The initial presentation of multifactor dimensionality reduction (MDR) featured cross-validation to mitigate over-fitting, computationally efficient searches of the epistatic model space, and variable construction with constructive induction to alleviate the curse of dimensionality. However, the method was unable to differentiate association signals arising from true interactions from those due to independent main effects at individual loci. This issue leads to problems in inference and interpretability for the results from MDR and the family-based compliment the MDR-pedigree disequilibrium test (PDT). A suggestion from previous work was to fit regression models post hoc to specifically evaluate the null hypothesis of no interaction for MDR or MDR-PDT models. We demonstrate with simulation that fitting a regression model on the same data as that analyzed by MDR or MDR-PDT is not a valid test of interaction. This is likely to be true for any other procedure that searches for models, and then performs an uncorrected test for interaction. We also show with simulation that when strong main effects are present and the null hypothesis of no interaction is true, that MDR and MDR-PDT reject at far greater than the nominal rate.
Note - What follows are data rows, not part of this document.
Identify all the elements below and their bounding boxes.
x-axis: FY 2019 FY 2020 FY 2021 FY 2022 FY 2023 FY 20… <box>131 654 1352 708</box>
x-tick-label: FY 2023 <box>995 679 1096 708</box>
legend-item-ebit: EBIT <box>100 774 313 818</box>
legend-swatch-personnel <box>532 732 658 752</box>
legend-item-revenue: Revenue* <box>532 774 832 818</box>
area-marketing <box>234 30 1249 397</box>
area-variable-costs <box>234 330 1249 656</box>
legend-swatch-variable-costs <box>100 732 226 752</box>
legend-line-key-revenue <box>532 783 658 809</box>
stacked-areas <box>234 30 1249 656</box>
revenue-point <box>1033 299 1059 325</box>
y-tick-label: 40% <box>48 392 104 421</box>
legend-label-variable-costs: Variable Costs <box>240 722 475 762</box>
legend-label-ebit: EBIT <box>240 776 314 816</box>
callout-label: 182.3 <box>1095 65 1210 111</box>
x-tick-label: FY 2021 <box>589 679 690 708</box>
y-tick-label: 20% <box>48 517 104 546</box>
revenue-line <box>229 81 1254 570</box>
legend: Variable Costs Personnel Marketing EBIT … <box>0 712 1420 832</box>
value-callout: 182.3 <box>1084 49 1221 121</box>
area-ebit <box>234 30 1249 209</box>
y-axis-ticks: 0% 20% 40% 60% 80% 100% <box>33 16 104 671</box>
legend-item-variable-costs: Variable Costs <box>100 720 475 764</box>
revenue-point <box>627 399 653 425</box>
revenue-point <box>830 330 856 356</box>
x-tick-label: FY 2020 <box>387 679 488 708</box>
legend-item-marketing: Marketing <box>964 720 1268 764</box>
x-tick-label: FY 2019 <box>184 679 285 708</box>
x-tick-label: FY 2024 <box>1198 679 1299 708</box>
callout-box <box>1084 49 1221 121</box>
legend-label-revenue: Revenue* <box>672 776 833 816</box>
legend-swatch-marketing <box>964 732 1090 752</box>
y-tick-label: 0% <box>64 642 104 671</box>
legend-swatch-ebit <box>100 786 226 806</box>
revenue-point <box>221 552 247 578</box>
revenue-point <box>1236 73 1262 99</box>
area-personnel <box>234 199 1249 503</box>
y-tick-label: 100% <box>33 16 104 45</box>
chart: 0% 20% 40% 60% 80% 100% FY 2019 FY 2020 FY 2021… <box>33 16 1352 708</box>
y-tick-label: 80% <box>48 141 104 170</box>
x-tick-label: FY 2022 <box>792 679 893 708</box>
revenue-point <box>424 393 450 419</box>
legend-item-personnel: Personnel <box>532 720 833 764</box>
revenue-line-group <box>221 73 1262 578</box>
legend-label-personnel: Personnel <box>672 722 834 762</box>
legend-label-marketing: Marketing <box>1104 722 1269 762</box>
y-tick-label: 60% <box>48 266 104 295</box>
We also provide a valid regression-based permutation test procedure that specifically tests the null hypothesis of no interaction, and does not reject the null when only main effects are present. The regression-based permutation test implemented here conducts a valid test of interaction after a search for multilocus models, and can be applied to any method that conducts a search to find a multilocus model representing an interaction.